Sekolah ialah suatu lembaga sosial untuk mewujudkan tujuan-tujuan sosial. Sekolah didirikan
oleh masyarakat untuk anak-anak agar mereka mempertahankan, memelihara, dan menjamin
kelangsungan hidup masyarakat itu. Sekolah ialah alat utama yang digunakan masyarakat agar
generasi muda menerima cara-cara hidup yang dianggap baik oleh masyarakat itu. Dengan
menyampaikan kebudayaan itu tercapailah kesamaan norma, sikap, nilai-nilai pada semua warga
negara. Itu sebabnya maka pada suatu pihak sekolah itu harus konservatif. Akan tetapi ini hanya
salah satu aspek dari tugasnya. Kalau sekolah hanya berpegang pada tugas ini saja, maka
mungkin sekalilah sekolah itu ketinggalan zaman. Di samping peranan konservatif sekolah
mempunyai juga peranan evaluatif dan kreatif.
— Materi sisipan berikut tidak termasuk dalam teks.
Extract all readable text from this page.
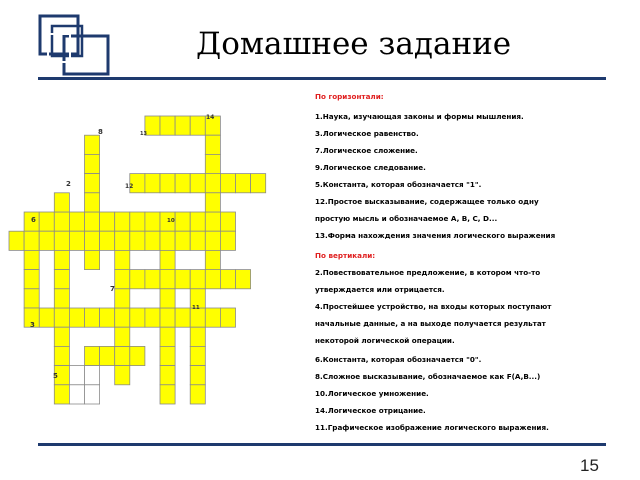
Домашнее задание
14
8	13
2	12
6	10
7
11
3
5
По горизонтали:
1.Наука, изучающая законы и формы мышления.
3.Логическое равенство.
7.Логическое сложение.
9.Логическое следование.
5.Константа, которая обозначается "1".
12.Простое высказывание, содержащее только одну
простую мысль и обозначаемое A, B, C, D...
13.Форма нахождения значения логического выражения
По вертикали:
2.Повествовательное предложение, в котором что-то
утверждается или отрицается.
4.Простейшее устройство, на входы которых поступают
начальные данные, а на выходе получается результат
некоторой логической операции.
6.Константа, которая обозначается "0".
8.Сложное высказывание, обозначаемое как F(A,B...)
10.Логическое умножение.
14.Логическое отрицание.
11.Графическое изображение логического выражения.
15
Dengan peranan evaluatif dimaksud, bahwa anak-anak tidak hanya menerima begitu saja apa
yang mereka peroleh dari generasi yang lama. Mereka hendaknya diberi kesempatan untuk
menilainya secara kritis berhubungan dengan dinamika masyarakat. Kadang-kadang perlu
meninjau kembali kesesuaian nilai-nilai yang lama dalam keadaan yang baru. Ini tidak berarti
bahwa segala yang lama itu tidak beguna, atau segala yang baru itu baik. Akan tetapi kalau yang
lama itu ternyata tidak sesuai lagi, maka haruslah dicari jalan-jalan baru. Di sinilah hendaknya
sekolah memberi kesempatan kepada murid-murid yang berbakat untuk menciptakan sesuatu
yang baru untuk kepentingan masyarakat seluruhnya. Ini tidak berarti, bahwa murid akan
menciptakannya selama bersekolah, akan tetapi sekolah jangan mematikan inisiatif dan
kreativitas murid-murid. Inilah peranan kreatif dari sekolah.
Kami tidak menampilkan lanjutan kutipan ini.